Monday, November 28, 2011

The Man With The Gun...a powerful weapon


A famous man, sometime, somewhere said that when your plot is dragging, bring in a man with a gun.
Some authors take this literally. A man and a gun. Bing-Bang-Boom, you're dead. That can be extremely effective in the right place. But the man-with-the-gun syndrome can be used figuratively, and to great effect in other places. I can think of two right off the top of my head:
  • Description
  • And Humor
In the description category, the-man-with-the-gun would be presented in an entirely unexpected comparison. If you were trying to describe golden hair, you might not even use the word "golden", or the word "sunshine", or the word "silk" or anything else that is at all common. You might say something like... "her hair was bright as a canary's wing" or "the color of a mirror-flat lake when the sun sets it on fire." Something that your reader is not expecting and probably would never think of if you didn't guide her.
Now for humorous man-with-the-gun. I love using it in this category. I like drawing the reader in and suddenly banging them over the head with a surprise that leaves them laughing and a little dizzy. It's the naughty child in me, I suppose. :P Here are a couple examples from my recent project:

        "Darby frowned and plugged his other ear, so as to hear better. Still, he could catch nothing but an occasional word.
      "From the ad...children...second Tuesday...credentials...blueberries."
       Blueberries? Darby growled in disgust. It gave more irritation than satisfaction, hearing these gnats of conversation."


        "The children and the newcomer faced each other, and for the first time in their brief acquaintance, they got a good look at one another. No words were spoken, but volumes were said, and the Feeling grew larger and stronger until Adelaide blushed, and Bertram quivered. Charlotte chomped the end of her pigtail, Darby plucked his rubber-bands like the strings of a lyre, and Eugenie and Fergus played hot-potato with a black-beetle that had somehow found its way into their possession."

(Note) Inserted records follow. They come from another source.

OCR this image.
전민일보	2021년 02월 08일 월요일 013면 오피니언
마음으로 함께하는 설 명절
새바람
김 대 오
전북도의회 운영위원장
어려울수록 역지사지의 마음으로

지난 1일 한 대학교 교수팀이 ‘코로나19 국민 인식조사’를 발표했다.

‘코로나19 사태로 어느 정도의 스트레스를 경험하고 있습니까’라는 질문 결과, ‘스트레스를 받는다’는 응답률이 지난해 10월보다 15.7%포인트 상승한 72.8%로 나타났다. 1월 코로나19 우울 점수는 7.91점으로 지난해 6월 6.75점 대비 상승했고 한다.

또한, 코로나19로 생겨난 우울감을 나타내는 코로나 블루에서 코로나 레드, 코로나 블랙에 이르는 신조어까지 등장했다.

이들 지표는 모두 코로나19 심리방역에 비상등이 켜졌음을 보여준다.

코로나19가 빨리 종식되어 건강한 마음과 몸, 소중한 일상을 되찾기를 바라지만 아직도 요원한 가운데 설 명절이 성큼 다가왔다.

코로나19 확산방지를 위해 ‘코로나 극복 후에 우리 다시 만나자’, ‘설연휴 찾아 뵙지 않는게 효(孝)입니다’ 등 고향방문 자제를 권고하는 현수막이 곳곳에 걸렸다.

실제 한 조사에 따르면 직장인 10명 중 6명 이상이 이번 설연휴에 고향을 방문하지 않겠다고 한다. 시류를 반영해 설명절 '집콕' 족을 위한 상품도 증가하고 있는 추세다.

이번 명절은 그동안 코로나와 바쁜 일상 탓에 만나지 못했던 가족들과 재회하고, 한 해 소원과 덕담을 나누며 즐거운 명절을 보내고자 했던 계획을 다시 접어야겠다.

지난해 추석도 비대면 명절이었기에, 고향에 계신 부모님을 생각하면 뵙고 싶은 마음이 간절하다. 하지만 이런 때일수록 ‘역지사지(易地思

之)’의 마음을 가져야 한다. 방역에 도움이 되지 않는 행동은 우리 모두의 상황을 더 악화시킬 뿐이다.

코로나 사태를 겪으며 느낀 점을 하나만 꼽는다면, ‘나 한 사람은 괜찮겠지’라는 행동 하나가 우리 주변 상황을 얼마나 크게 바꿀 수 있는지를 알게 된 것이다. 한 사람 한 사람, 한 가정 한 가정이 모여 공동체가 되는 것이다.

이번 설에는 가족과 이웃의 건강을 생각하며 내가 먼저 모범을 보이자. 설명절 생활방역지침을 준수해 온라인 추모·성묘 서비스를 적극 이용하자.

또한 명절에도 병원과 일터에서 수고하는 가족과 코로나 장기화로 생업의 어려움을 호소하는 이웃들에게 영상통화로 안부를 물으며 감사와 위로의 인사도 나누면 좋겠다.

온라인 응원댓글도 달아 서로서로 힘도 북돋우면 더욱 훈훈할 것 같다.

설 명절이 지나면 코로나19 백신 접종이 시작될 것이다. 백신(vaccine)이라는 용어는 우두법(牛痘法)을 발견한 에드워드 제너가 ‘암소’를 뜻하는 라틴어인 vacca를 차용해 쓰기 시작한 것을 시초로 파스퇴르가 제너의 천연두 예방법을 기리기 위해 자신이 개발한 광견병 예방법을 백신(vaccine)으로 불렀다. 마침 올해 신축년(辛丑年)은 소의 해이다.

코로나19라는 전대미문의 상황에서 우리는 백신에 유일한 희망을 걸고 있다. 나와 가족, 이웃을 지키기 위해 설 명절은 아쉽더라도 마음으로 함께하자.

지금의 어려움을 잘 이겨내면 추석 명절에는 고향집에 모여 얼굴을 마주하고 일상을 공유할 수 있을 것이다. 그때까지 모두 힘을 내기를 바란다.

"The littlest twins clambered onto the bed beside her, and showed their prettiest dimples when she did not push them away as Mum did, but gathered them into her lap and actually gave them her locket to play with. It was a beautiful locket—golden and etched with fantastical swirls like the writing on the cover of a story-book—and Eugenie put it into her mouth directly."

I got into the habit of doing it by getting so tickled when I would read such a thing in a book that I would laugh out loud and find my sisters staring at me strangely. I learn well by example, and pick up bits and pieces of other authors' brilliancy. :) So bring in your man-with-a-gun, either figuratively or literally, and try it out when your writing is feeling stale. It's *so* much fun!



6 comments:

Miss Dashwood said...

That last part about Eugenie and the locket made me laugh out loud! I do love bringing in men with guns.
The writer who said the bit about a man with a gun was named Raymond Chandler, by the way. :)

♥Katie said...

I awarded you over at my blog Rachie!!<3

Eve said...

I love slipping in 'men-with-guns' into my story too... once in awhile. :)

Carrie said...

I wouldn't know how to apply this in my own writing, methinks, but it's a great idea, none-the-less, and perhaps someday I will get up enough nerve to try it. =)

Anne-girl said...

The funny man with the gun is one of my favorite things yo use in writing I also like the description one. Ever heard of a moist voice?

londongirl said...

Awesome advice! I'm not very good with humor or description. But it is good advice all the same. I know at it is to laugh at something and then be stared at by someone. Happens to me all the time.